TutorialMay 15, 2026 · 7 min read

Structuring Your Knowledge Base for Accurate AI Test Generation

The quality of your generated tests is directly proportional to the quality of your knowledge base. Here's how to write one that produces tests you'd be proud to commit.

When teams first try SentinelFlux, the most common question is: "How detailed does my knowledge base need to be?" The answer is: specific enough that an AI reading it could describe your application accurately to someone who's never seen it.

The three-file structure

A well-structured knowledge base for a single product typically has three files: application.yaml for the product overview and modules, ui_pages.yaml for page-by-page UI descriptions, and api_specs.yaml for API endpoints. You don't need all three upfront — start with what you have.
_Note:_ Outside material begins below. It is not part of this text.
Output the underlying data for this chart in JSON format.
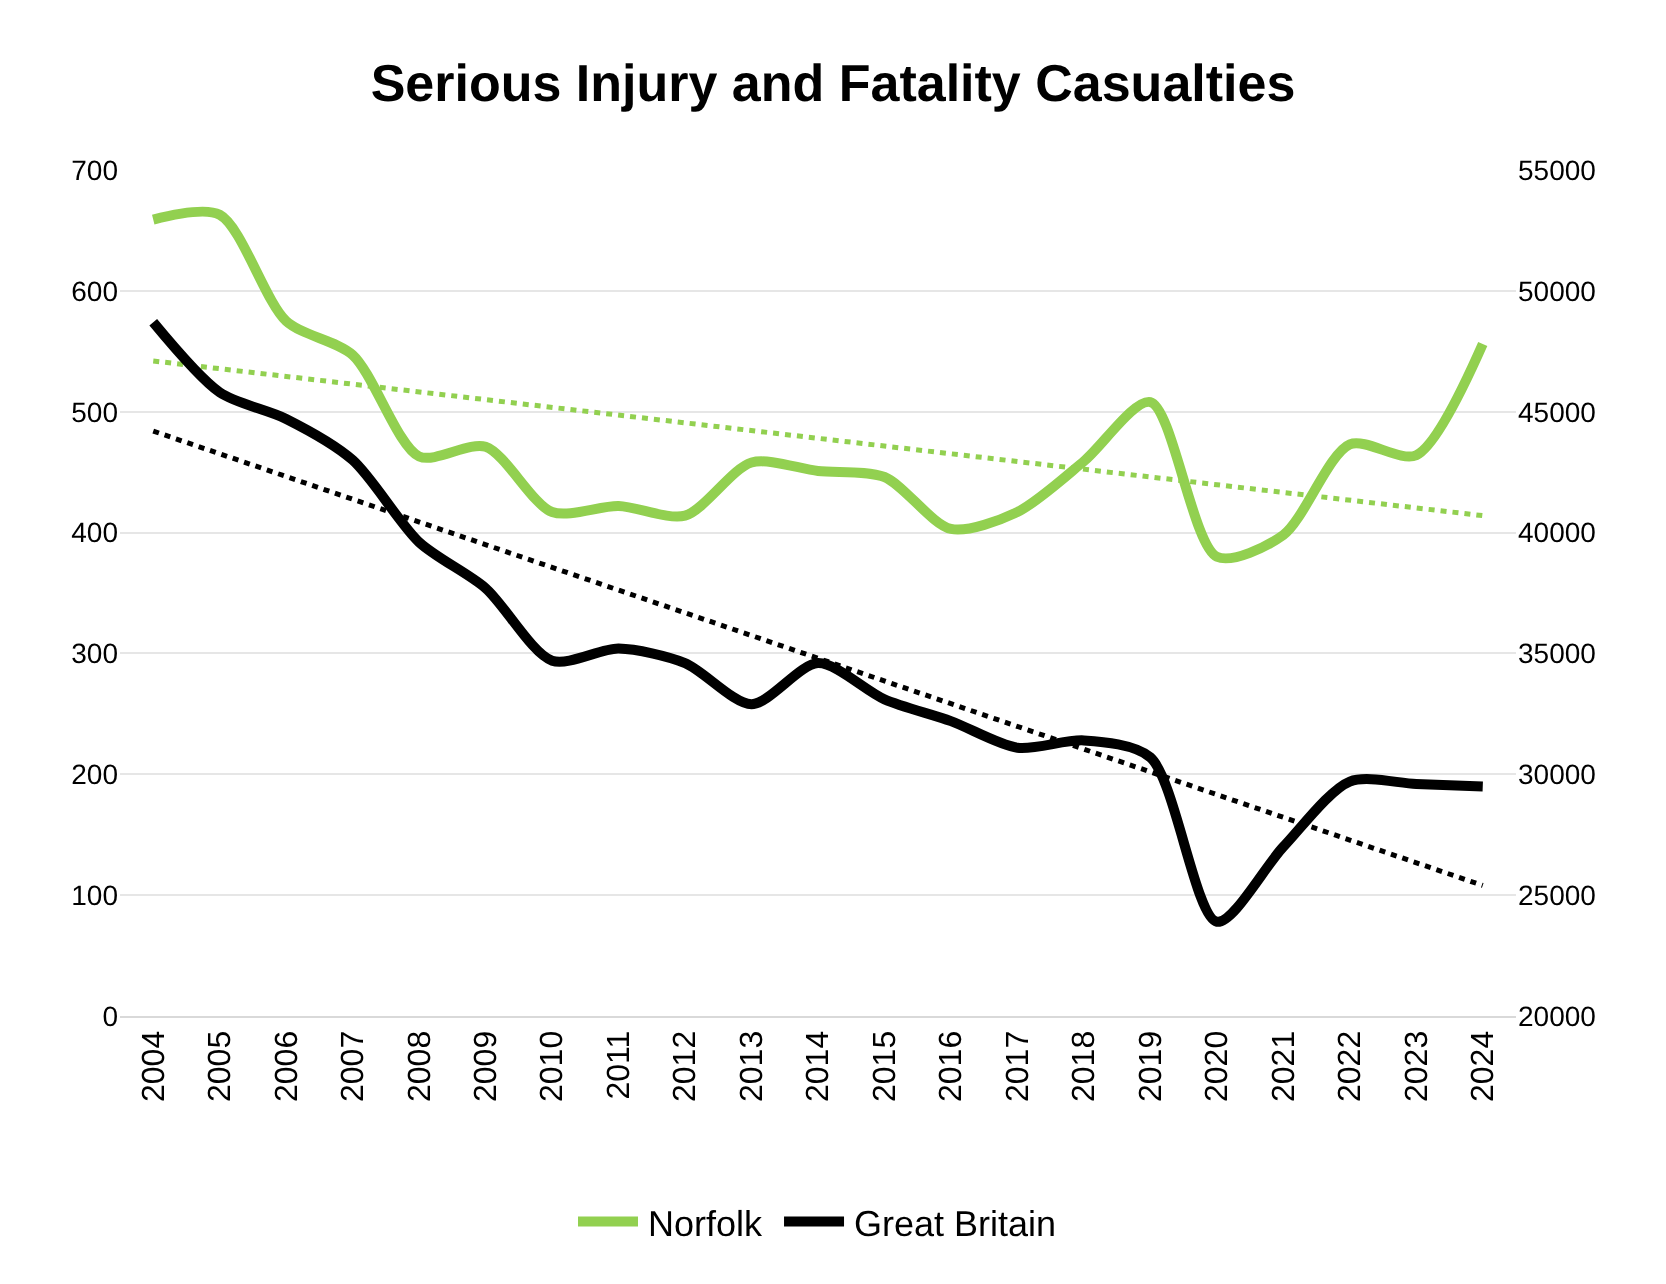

application.yaml: the product overview

This is your anchor file. It tells SentinelFlux what the product does, what modules exist, and what testing domains to target. The more precise your module list, the better the coverage:

product
: orangehrm
version
: "6.0"
description
: HR management system for leave, recruitment, and employee data
modules
:
- name: leave_management
description: Apply, approve, and balance leave requests
domains: [web, api]
priority: high

ui_pages.yaml: be specific about forms and fields

This is where most teams underspecify. The AI needs to know field names, input types, validation rules, and expected behaviours — not just page names. Vague descriptions like "the login page" produce vague tests. Specific descriptions produce specific tests.

For each page, list: the page URL or route, every form field with its type and validation, the expected success and failure states, and any business rules that govern the form's behaviour.

What to avoid

  • Don't describe UI implementation details (CSS classes, IDs). SentinelFlux crawls the live app for those.
  • Don't repeat yourself across modules. If authentication is described in one place, reference it rather than copying.
  • Don't over-specify test scenarios — describe the application behaviour, not the tests. The AI derives test cases from behaviour descriptions.
  • Don't leave out error states. What happens on invalid input? Empty required fields? Duplicate records? These are your best bug-finding tests.

Starting small

You don't need a complete knowledge base to start. Begin with your highest-risk module — the one that breaks most often or carries the most business impact. A thorough description of one module will generate more useful tests than a shallow description of the whole product.

Once you run your first sentinelflux generate, review the generated test docs. They're a direct reflection of how well the AI understood your KB. Gaps in the docs reveal gaps in your descriptions — tighten those, regenerate, and the tests improve accordingly.